As you can imagine, one of the toughest things about being a vet is saying “no” to stray pets. We get a lot of calls about pets found or lost each week at Winterset Veterinary Center. These calls are extremely frustrating for those that have lost or found the pet and also for our practice. Madison County does not have a shelter that accepts dogs and cats that have been found or people that have decided they can no longer care for the pet and need a place to surrender them to. People find animals along the roads of Madison County. Being concerned for their safety, they pick them up and make a call to ask where they can drop them off for safe keeping until owners can be found. I am sorry to say these people have very few options for these dogs and cats. This presents a lot of issues for all parties involved. Therefore, I want to make some suggestions to all pet owners that will possibly ensure your pet, if lost, can get home as quickly as possible.
First of all, we as veterinarians cannot tell you why your pet ran away. Pets do crazy things sometimes. Even if they have never run and they are 8 years of age they can still decide on the spur of the moment to run away. Having a pet neutered or spayed can help reduce the incidence of running but they run for other reasons as well. Maybe they have found an alternative food source on an adventure or they have found other animals or people to play with. Maybe they are trying to follow you and find where you go every day. Perhaps they have a fear of noises or thunderstorms. Maybe they took off after a wild animal or bird. Perhaps they are just following their nose and tracking who knows what. Whatever the reason is, you must be prepared for it.
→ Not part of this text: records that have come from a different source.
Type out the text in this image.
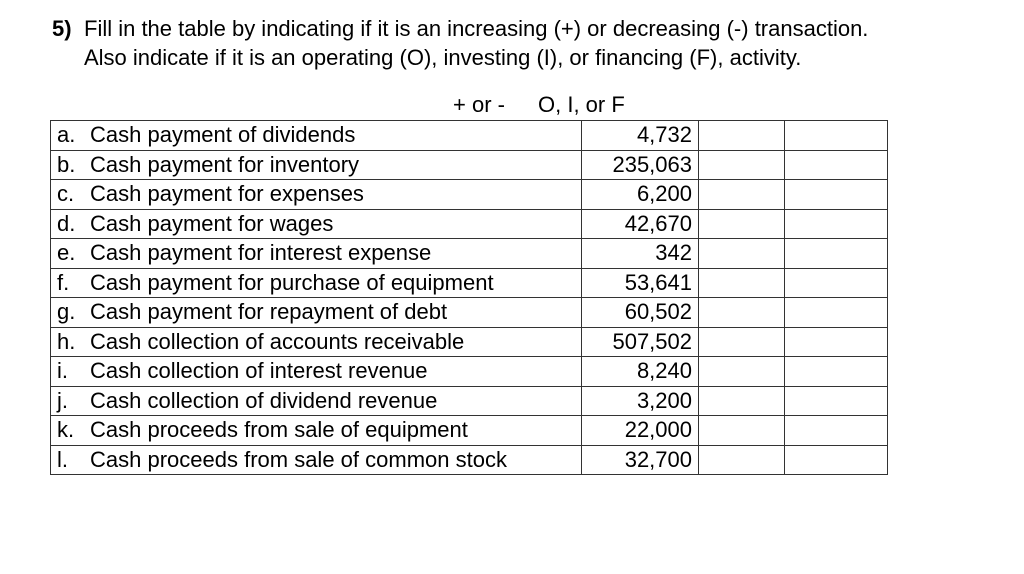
5) Fill in the table by indicating if it is an increasing (+) or decreasing (-) transaction.
Also indicate if it is an operating (O), investing (I), or financing (F), activity.
+ or - O, I, or F
a. Cash payment of dividends	4,732		
b. Cash payment for inventory	235,063		
c. Cash payment for expenses	6,200		
d. Cash payment for wages	42,670		
e. Cash payment for interest expense	342		
f. Cash payment for purchase of equipment	53,641		
g. Cash payment for repayment of debt	60,502		
h. Cash collection of accounts receivable	507,502		
i. Cash collection of interest revenue	8,240		
j. Cash collection of dividend revenue	3,200		
k. Cash proceeds from sale of equipment	22,000		
l. Cash proceeds from sale of common stock	32,700		
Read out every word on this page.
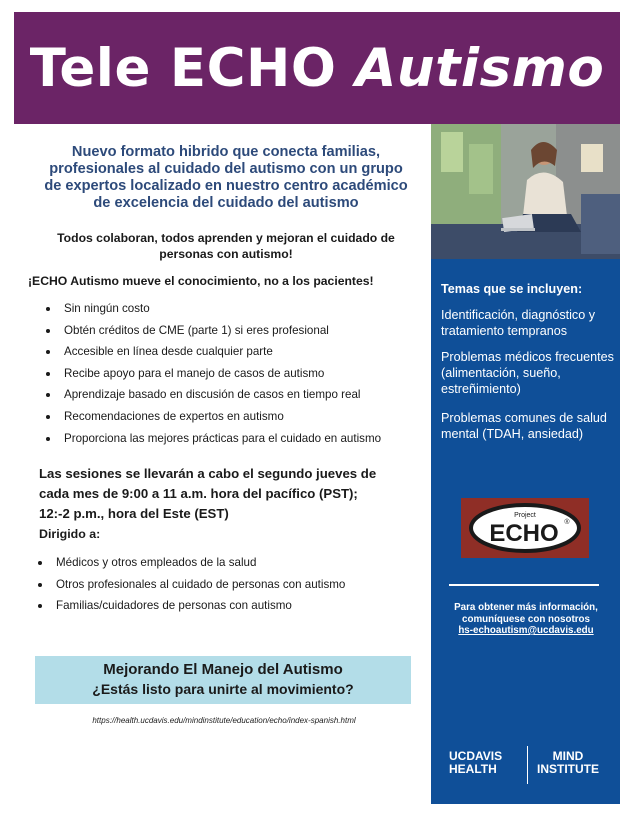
Tele ECHO Autismo
Nuevo formato hibrido que conecta familias, profesionales al cuidado del autismo con un grupo de expertos localizado en nuestro centro académico de excelencia del cuidado del autismo
Todos colaboran, todos aprenden y mejoran el cuidado de personas con autismo!
¡ECHO Autismo mueve el conocimiento, no a los pacientes!
Sin ningún costo
Obtén créditos de CME (parte 1) si eres profesional
Accesible en línea desde cualquier parte
Recibe apoyo para el manejo de casos de autismo
Aprendizaje basado en discusión de casos en tiempo real
Recomendaciones de expertos en autismo
Proporciona las mejores prácticas para el cuidado en autismo
Las sesiones se llevarán a cabo el segundo jueves de
cada mes de 9:00 a 11 a.m. hora del pacífico (PST);
12:-2 p.m., hora del Este (EST)
Dirigido a:
Médicos y otros empleados de la salud
Otros profesionales al cuidado de personas con autismo
Familias/cuidadores de personas con autismo
Mejorando El Manejo del Autismo
¿Estás listo para unirte al movimiento?
https://health.ucdavis.edu/mindinstitute/education/echo/index-spanish.html
Temas que se incluyen:
Identificación, diagnóstico y tratamiento tempranos
Problemas médicos frecuentes (alimentación, sueño, estreñimiento)
Problemas comunes de salud mental (TDAH, ansiedad)
Project
ECHO ®
Para obtener más información,
comuníquese con nosotros
hs-echoautism@ucdavis.edu
UCDAVIS
HEALTH
MIND
INSTITUTE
Every pet should have a tag or collar with the owners name and phone number at the very least. A rabies tag is not appropriate identification. A rabies tag is proof that a vaccination was given at some time. It does have a clinic name where the vaccination was given but often when dogs or cats are found it is after business hours and there is no way to track that information until the clinic opens for business again. Large dogs often lose dangling tags, so consider a collar with your information embroidered on the collar or a tag that rivets to the collar. A company that does a great job on collars is www.orvis.com. They have a large number of collar options and the embroidery is very easy to read even from a distance. I once got a phone call from a service man who had come to our home to deliver something. I asked him how he got my number and he said from your dog’s collar. I have used these collars since 2007 and have never been disappointed. They even have collars that reflect light to help keep pets safer at night.
PHOTOS OF YOUR PET(S)
It is important to have a picture of your pet that would be easy to access in the event your pet has been lost. We have found that social media has been a great way to alert people to a lost or found pet. The picture should be age appropriate and close enough to see markings on the pet. If you find a pet and can take a picture and post it, that is extremely helpful. Attempt to see if it is a male or female. Telling where the pet was found can be beneficial. If you find a pet along the road and are traveling out of the area it is best not to take that pet with you. The owners will not be looking for their pet in another city or state. There is a website called www.iowapetalert.com where pets can be listed as lost or found hoping to reunite them with their owners.
This is a must do for all pets. It is not that expensive and when a pet is microchipped the reunion happens much more quickly. As of today, the chips do not have a tracking device on them. Maybe in the future the technology will allow this. So how does the microchip work?
Many microchips today are 15 digit universal chips. They are placed under the skin at the shoulder blade with a syringe very similar to a vaccination. It can be done in the exam room with the pet awake. Many chips have non-migration properties today. This is extremely important. Earlier chips moved under the skin and therefore made it difficult to find them when scanned. The universal chips can be read in any country around the world. If your pet has a microchip, make certain you know the microchip number and manufacturer.
Most companies encourage the pet owner to register the microchip number. At Winterset Veterinary Center we purchase pre-registered microchips. This allows us to enter all the contact information and set up an account with Home Again the same day we place the chip. The American Animal Hospital Association (AAHA) started a website called www.petmicrochiplookup.org. If the company your microchip came from does not cooperate with this website, I would encourage you to call them and ask why. A microchip is of little use to you if your contact information is not available quickly to the person who found your pet. The above website allows you to put the microchip number into a search box and they will then give you a number to call where more information can be found. Your personal information and that of your pet is protected. It is also important to know that the microchip information cannot be put into anyone else’s name without your signature. This is important in the case of a theft. Most microchips do come with a tag to put on the pet indicating they have a microchip, but as with any tag there are times it is missing or unable to be read. That is why it is so important to scan any pet that has been found to make certain they do not have a chip. We have heard some amazing stories of pets reunited with their owners even after many years have passed or miles have been traveled.
If you know your pets microchip number but do not know if you have registered it or not, here is a test you can do to find out. Go to the above website and type in your microchip number. It then will give you a number to call for further information. When you make that phone call you should discover that your personal information is connected to your pet and that all the information is correct. If that is not the case, you need to ask how to update the information so in the event your pet is lost there will be fewer delays. Most pets adopted from shelters are now microchipped. Many breeders microchip puppies prior selling them.
Losing a pet is one of the most devastating situations for a family. Doing these three things can help you be reunited with your pet in the event they leave home unexpectedly, because it can happen to you!